O número de vagas em lares e creches tem aumentado na última década, ao mesmo tempo que o número de utentes tem diminuído, apesar de estas serem das áreas onde o Estado mais investe, revela a Carta Social 2012.

A Carta Social é uma análise, feita anualmente, à Rede de Serviços e Equipamentos Sociais (RSES), com vista a dar a conhecer as respostas sociais tuteladas pelo Ministério da Solidariedade, Emprego e Segurança Social (MSESS), em funcionamento no Continente.

De acordo com o relatório recentemente publicado e relativo ao ano passado, a taxa de cobertura das respostas para crianças e jovens «tem registado um crescimento assinalável», principalmente ao nível das creches.

São precisamente as creches que, entre 2000 e 2012, sentem um aumento de 51 mil lugares, dos quais 6.200 criados em 2012, havendo nesse ano mais de 108 mil lugares para acolhimento de crianças dos zero aos três anos em creches.

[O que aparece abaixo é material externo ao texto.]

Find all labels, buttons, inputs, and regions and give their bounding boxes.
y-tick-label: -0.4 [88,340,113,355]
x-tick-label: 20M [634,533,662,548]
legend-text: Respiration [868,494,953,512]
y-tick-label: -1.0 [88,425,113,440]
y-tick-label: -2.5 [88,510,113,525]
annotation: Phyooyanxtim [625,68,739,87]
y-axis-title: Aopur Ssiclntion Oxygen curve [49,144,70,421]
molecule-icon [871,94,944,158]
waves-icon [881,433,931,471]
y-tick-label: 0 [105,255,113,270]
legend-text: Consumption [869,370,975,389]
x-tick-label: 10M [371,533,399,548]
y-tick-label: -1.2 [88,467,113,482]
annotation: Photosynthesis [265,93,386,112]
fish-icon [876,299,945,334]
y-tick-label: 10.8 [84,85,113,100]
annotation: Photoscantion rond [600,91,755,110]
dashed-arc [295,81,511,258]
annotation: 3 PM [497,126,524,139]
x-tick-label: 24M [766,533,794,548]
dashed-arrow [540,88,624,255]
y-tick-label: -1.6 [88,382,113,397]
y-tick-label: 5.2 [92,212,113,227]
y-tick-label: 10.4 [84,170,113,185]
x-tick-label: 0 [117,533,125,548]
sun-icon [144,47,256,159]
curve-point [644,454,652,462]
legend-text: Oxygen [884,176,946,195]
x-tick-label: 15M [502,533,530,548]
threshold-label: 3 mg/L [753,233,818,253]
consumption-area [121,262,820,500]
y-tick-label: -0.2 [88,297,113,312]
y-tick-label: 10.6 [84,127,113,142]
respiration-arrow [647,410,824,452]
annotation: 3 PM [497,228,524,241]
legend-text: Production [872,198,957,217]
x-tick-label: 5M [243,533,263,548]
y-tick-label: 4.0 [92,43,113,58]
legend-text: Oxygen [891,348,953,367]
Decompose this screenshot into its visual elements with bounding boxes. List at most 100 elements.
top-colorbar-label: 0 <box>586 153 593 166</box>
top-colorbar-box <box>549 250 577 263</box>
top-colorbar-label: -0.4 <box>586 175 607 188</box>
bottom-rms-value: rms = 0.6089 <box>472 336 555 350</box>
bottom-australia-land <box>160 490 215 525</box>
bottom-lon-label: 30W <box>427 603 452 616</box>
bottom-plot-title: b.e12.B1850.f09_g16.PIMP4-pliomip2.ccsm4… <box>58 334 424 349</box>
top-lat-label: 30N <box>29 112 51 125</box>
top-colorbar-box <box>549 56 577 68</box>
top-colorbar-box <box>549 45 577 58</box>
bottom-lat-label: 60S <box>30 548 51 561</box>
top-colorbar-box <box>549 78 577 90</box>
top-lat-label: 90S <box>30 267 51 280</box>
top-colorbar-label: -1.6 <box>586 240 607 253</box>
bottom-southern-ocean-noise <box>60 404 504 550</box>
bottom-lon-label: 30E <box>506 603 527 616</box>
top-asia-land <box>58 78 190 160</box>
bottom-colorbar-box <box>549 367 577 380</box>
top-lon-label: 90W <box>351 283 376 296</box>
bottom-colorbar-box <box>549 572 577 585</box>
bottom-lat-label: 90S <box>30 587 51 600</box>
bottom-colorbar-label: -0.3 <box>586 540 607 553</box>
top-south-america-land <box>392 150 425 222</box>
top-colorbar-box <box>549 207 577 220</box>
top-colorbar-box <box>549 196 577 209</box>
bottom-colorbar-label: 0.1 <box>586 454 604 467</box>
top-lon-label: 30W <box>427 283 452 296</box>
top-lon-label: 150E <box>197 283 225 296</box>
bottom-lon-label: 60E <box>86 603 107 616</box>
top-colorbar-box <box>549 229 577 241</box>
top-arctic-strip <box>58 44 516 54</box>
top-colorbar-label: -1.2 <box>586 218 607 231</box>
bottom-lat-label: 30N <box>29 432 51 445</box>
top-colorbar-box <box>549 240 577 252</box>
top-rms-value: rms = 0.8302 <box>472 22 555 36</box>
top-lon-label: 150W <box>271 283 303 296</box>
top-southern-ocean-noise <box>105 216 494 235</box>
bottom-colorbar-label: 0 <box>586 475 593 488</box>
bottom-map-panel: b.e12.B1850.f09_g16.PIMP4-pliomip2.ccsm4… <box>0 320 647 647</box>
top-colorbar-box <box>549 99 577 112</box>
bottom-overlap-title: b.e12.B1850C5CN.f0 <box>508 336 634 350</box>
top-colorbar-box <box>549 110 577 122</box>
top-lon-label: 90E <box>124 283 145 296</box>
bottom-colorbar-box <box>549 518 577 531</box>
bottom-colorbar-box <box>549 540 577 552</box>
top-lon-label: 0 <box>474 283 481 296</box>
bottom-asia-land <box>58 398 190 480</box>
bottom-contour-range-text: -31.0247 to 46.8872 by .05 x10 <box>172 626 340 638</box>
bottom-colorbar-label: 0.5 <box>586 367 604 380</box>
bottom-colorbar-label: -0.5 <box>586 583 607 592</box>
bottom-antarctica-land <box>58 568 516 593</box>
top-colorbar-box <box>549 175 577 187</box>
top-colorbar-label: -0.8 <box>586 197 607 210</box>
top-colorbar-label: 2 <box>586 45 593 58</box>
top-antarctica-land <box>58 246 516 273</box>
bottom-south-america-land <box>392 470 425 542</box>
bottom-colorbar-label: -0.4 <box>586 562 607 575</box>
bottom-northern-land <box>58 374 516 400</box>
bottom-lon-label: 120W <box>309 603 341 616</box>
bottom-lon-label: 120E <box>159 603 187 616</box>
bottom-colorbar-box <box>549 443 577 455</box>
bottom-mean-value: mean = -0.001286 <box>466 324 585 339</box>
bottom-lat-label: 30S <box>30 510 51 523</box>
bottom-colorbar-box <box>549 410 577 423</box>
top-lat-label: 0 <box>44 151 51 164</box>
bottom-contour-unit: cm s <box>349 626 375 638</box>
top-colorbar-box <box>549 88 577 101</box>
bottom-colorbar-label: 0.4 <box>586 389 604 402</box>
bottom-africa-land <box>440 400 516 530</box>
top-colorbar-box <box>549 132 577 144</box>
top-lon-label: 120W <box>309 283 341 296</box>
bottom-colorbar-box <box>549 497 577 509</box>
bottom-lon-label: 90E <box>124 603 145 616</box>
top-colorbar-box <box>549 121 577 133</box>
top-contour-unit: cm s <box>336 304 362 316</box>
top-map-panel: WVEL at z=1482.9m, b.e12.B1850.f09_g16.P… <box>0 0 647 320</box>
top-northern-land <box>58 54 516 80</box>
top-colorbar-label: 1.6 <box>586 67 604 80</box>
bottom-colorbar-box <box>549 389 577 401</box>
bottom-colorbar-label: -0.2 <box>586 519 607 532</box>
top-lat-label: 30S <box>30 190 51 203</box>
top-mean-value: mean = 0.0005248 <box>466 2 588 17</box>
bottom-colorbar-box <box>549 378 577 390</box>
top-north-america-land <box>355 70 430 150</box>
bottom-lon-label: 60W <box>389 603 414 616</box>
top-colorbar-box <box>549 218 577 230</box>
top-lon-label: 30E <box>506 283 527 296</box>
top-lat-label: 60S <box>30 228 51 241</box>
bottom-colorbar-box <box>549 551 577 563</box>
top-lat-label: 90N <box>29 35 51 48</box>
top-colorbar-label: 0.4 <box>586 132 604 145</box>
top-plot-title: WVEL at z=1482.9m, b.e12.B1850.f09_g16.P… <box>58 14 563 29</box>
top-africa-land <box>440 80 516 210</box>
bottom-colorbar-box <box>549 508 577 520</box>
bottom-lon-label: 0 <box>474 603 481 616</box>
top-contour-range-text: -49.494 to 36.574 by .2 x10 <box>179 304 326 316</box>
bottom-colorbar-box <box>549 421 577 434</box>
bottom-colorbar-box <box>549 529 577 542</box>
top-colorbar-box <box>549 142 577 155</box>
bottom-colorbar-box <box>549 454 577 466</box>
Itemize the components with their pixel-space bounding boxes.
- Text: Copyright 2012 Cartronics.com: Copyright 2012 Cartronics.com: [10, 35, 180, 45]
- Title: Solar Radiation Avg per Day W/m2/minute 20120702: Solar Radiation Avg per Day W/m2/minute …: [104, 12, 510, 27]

«A taxa de cobertura das respostas sociais de apoio à primeira infância (creche e ama) tem apresentado um aumento significativo ao longo da última década, registando-se no período 2006-2012 um crescimento de 57% aproximadamente», lê-se no documento.

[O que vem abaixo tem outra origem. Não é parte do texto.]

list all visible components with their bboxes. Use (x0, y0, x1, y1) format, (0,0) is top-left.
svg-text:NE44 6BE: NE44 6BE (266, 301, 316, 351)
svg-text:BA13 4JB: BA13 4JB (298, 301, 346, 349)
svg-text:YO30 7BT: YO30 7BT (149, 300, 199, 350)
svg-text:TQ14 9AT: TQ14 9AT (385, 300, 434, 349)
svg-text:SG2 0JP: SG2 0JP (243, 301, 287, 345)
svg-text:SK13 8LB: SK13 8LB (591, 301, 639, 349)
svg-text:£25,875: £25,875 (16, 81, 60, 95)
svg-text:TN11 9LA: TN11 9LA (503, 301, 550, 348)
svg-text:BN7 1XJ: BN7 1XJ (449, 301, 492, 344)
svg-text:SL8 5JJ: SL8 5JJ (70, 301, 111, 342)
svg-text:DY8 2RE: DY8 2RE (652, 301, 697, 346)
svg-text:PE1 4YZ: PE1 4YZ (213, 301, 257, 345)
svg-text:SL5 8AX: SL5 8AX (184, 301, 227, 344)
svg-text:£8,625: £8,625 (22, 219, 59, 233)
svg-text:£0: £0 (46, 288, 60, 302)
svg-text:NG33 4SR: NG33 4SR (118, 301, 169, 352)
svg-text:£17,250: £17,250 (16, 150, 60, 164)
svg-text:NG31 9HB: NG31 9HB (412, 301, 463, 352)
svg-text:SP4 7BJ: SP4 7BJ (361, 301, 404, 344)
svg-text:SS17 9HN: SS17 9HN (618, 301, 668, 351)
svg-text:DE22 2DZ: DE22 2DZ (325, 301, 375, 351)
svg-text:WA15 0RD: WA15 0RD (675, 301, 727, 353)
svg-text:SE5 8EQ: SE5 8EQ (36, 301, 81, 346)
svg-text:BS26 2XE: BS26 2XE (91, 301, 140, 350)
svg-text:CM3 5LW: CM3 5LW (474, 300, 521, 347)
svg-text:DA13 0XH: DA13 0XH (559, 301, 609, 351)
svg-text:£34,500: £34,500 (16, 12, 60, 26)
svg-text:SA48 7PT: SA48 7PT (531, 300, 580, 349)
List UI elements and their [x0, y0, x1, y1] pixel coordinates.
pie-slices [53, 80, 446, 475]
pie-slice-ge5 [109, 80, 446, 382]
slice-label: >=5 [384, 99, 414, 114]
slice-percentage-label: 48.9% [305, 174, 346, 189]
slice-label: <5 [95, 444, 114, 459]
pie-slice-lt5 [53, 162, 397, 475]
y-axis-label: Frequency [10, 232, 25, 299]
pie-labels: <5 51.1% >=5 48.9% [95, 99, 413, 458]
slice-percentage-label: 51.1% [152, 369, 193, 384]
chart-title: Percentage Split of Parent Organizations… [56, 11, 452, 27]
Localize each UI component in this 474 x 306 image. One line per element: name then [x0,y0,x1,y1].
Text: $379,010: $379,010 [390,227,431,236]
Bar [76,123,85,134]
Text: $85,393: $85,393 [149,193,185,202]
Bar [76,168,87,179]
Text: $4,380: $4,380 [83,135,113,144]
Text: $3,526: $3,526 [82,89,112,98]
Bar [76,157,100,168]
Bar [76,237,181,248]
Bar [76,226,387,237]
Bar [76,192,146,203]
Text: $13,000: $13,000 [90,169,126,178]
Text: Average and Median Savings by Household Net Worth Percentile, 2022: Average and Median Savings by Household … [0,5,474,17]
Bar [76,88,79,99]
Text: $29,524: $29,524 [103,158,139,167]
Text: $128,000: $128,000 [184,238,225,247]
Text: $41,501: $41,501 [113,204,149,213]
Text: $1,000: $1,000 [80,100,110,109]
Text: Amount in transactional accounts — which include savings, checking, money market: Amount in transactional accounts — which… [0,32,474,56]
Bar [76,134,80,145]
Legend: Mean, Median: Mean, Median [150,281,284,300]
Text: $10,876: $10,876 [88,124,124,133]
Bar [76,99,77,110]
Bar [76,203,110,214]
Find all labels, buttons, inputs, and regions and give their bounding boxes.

Acrescenta que em 2012, a taxa de cobertura em respostas sociais para o grupo etário dos zero aos três anos atingiu os 41,8% em Portugal Continental, o que representa um aumento de cerca de 6.200 novos lugares em creche e ama, «para além da diminuição progressiva da população residente até aos três anos de idade».

Já quando se olha para a taxa de utilização e para o número de utentes, o movimento faz-se no sentido inverso e «a utilização das respostas sociais para as crianças e jovens tem registado uma quebra desde 2000».

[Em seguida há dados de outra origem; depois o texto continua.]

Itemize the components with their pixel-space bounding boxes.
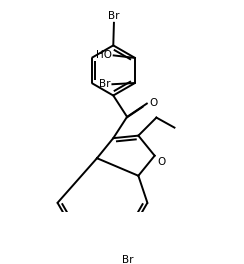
Text: Br: Br bbox=[108, 11, 120, 21]
Text: O: O bbox=[157, 157, 165, 167]
Text: HO: HO bbox=[96, 50, 112, 60]
Text: O: O bbox=[149, 98, 158, 108]
Text: Br: Br bbox=[122, 255, 133, 264]
Text: Br: Br bbox=[99, 79, 111, 89]
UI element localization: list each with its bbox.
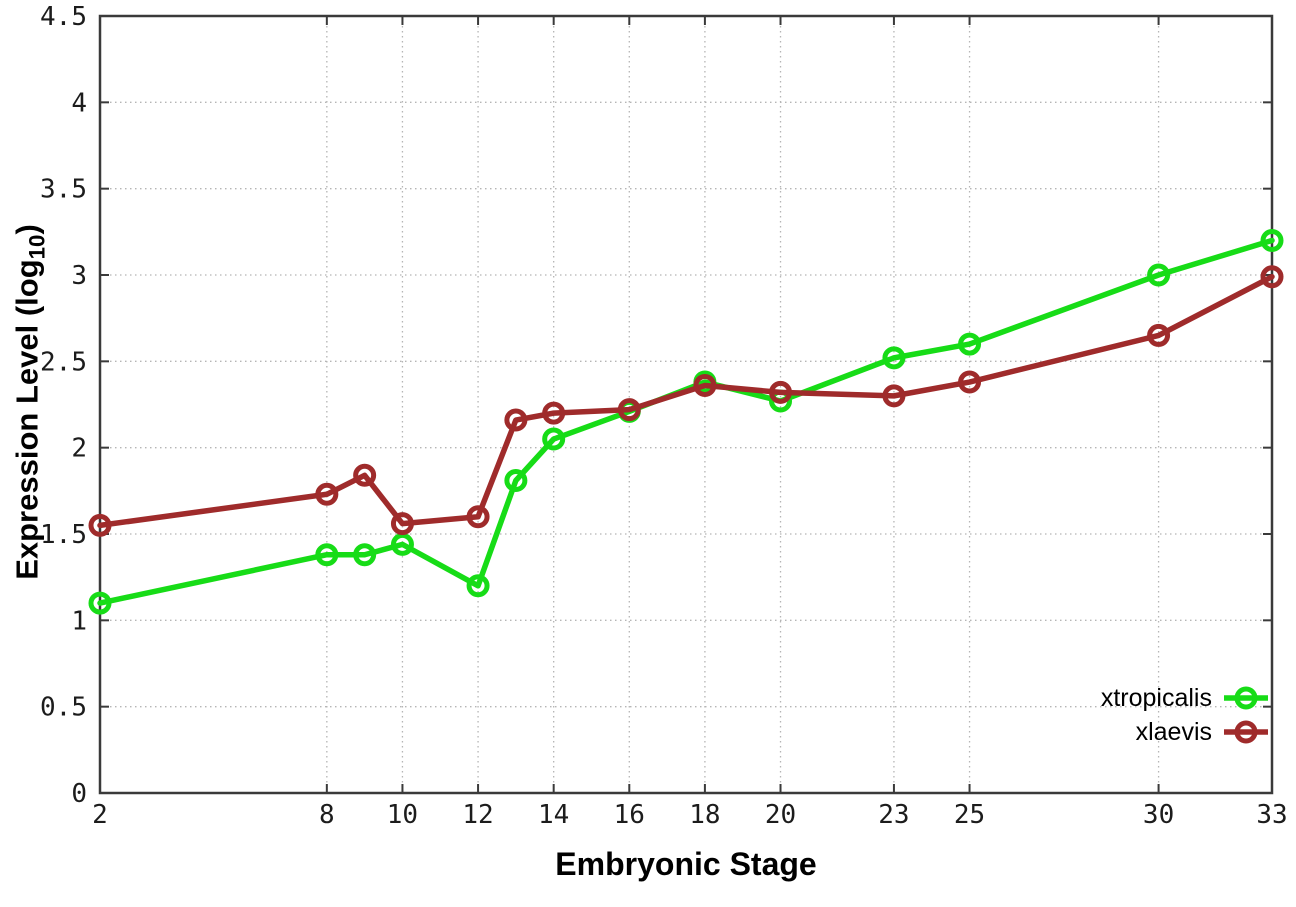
y-tick-label: 1.5: [40, 520, 87, 550]
y-axis-title-text: Expression Level (log: [9, 259, 45, 580]
y-axis-title: Expression Level (log10): [9, 224, 50, 580]
y-tick-label: 2.5: [40, 347, 87, 377]
data-point-xlaevis: [315, 482, 339, 506]
x-tick-label: 2: [92, 800, 108, 830]
x-tick-label: 8: [319, 800, 335, 830]
y-tick-label: 0: [71, 779, 87, 809]
x-tick-label: 10: [387, 800, 418, 830]
data-point-xlaevis: [693, 374, 717, 398]
data-point-xtropicalis: [542, 427, 566, 451]
data-point-xlaevis: [466, 505, 490, 529]
data-point-xtropicalis: [390, 532, 414, 556]
series-line-xlaevis: [97, 273, 1275, 529]
data-point-xlaevis: [504, 408, 528, 432]
data-point-xlaevis: [958, 370, 982, 394]
legend-label-xlaevis: xlaevis: [1135, 718, 1212, 746]
x-axis-title: Embryonic Stage: [555, 846, 817, 882]
legend-item-xlaevis: xlaevis: [1101, 716, 1270, 748]
plot-border: [98, 14, 1274, 795]
y-tick-label: 3.5: [40, 175, 87, 205]
data-point-xtropicalis: [466, 574, 490, 598]
legend-marker-xtropicalis: [1224, 686, 1268, 710]
x-tick-label: 12: [462, 800, 493, 830]
data-point-xtropicalis: [958, 332, 982, 356]
data-point-xlaevis: [88, 513, 112, 537]
data-point-xlaevis: [617, 398, 641, 422]
x-tick-label: 25: [954, 800, 985, 830]
x-tick-label: 33: [1256, 800, 1287, 830]
data-point-xtropicalis: [504, 468, 528, 492]
data-point-xlaevis: [1147, 323, 1171, 347]
legend-label-xtropicalis: xtropicalis: [1100, 684, 1212, 712]
data-point-xtropicalis: [1147, 263, 1171, 287]
legend: xtropicalis xlaevis: [1101, 682, 1270, 748]
data-point-xlaevis: [353, 463, 377, 487]
data-point-xtropicalis: [315, 543, 339, 567]
data-point-xlaevis: [882, 384, 906, 408]
y-tick-label: 2: [71, 434, 87, 464]
data-point-xlaevis: [769, 380, 793, 404]
data-point-xtropicalis: [88, 591, 112, 615]
y-tick-label: 4: [71, 88, 87, 118]
x-tick-label: 20: [765, 800, 796, 830]
x-tick-label: 16: [614, 800, 645, 830]
y-tick-label: 3: [71, 261, 87, 291]
x-tick-label: 18: [689, 800, 720, 830]
data-point-xtropicalis: [353, 543, 377, 567]
data-point-xlaevis: [542, 401, 566, 425]
legend-sample-circle: [1234, 686, 1258, 710]
legend-marker-xlaevis: [1224, 720, 1268, 744]
x-tick-label: 14: [538, 800, 569, 830]
series-line-xtropicalis: [97, 237, 1275, 606]
y-tick-label: 0.5: [40, 693, 87, 723]
data-point-xlaevis: [1260, 265, 1284, 289]
y-axis-title-suffix: ): [9, 224, 45, 235]
y-axis-title-subscript: 10: [24, 234, 50, 260]
legend-sample-circle: [1234, 720, 1258, 744]
x-tick-label: 23: [878, 800, 909, 830]
legend-item-xtropicalis: xtropicalis: [1101, 682, 1270, 714]
y-tick-label: 4.5: [40, 2, 87, 32]
data-point-xtropicalis: [1260, 228, 1284, 252]
x-tick-label: 30: [1143, 800, 1174, 830]
data-point-xtropicalis: [882, 346, 906, 370]
data-point-xlaevis: [390, 512, 414, 536]
y-tick-label: 1: [71, 606, 87, 636]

Apesar de ser a creche a resposta social que regista os maiores níveis de utilização (83,4%), a verdade é que «a redução do ritmo de crescimento de utentes destas respostas não tem acompanhado o aumento do número de lugares disponíveis».

Segundo o relatório, as amas e as creches sentiram em 2012 uma diminuição do número de utentes na ordem dos 5% em relação a 2011, «traduzindo uma diminuição do ritmo de crescimento» no número de crianças até três anos, «para além da atual conjuntura económica com efeitos no poder de compra das famílias».

A mesma tendência tem sido verificada ao nível dos lares e de outras respostas previstas para as pessoas mais idosas, que sentiram um crescimento de 42% entre 2000 e 2012, ao mesmo tempo que houve um aumento de 47% no número de lugares disponíveis, o equivalente a 84 mil lugares em dez anos.

Apesar da evolução positiva da taxa de cobertura e do ¿importante¿ crescimento no número de lugares, «este não acompanha o aumento crescente do peso da população idosa».

«Em 2012, a taxa de cobertura média das principais respostas para este grupo alvo situou-se nos 12,2%, sendo visíveis assimetrias ao longo do território continental«, lê-se no relatório.

No entanto, desde 2000, que se tem verificado uma «tendência de decréscimo da taxa de utilização das respostas», «resultado, entre outros fatores do aumento do número de lugares e, provavelmente, de alguma retração das famílias».

Segundo a Carta Social, a taxa média de utilização em 2012 rondou os 80,9%, «valor que regista uma descida em relação a 2011».

Já as respostas dirigidas às crianças, jovens e adultos com deficiência registaram um aumento de cerca de 51% entre 2000 e 2012, apesar da taxa de cobertura para esta população rondar os 3,2%.

Olhando para a despesa com os serviços e os equipamentos sociais, o relatório revela que sofreu ¿um crescimento muito significativo¿ nos últimos dez anos, na ordem dos 56%, fruto quer da atualização dos valores de comparticipação da Segurança Social, quer do aumento de utentes abrangidos pelos acordos de cooperação.

«Em 2012, 84% das despesas de funcionamento respeitaram a respostas no âmbito do apoio às crianças e jovens e às pessoas idosas», refere o documento.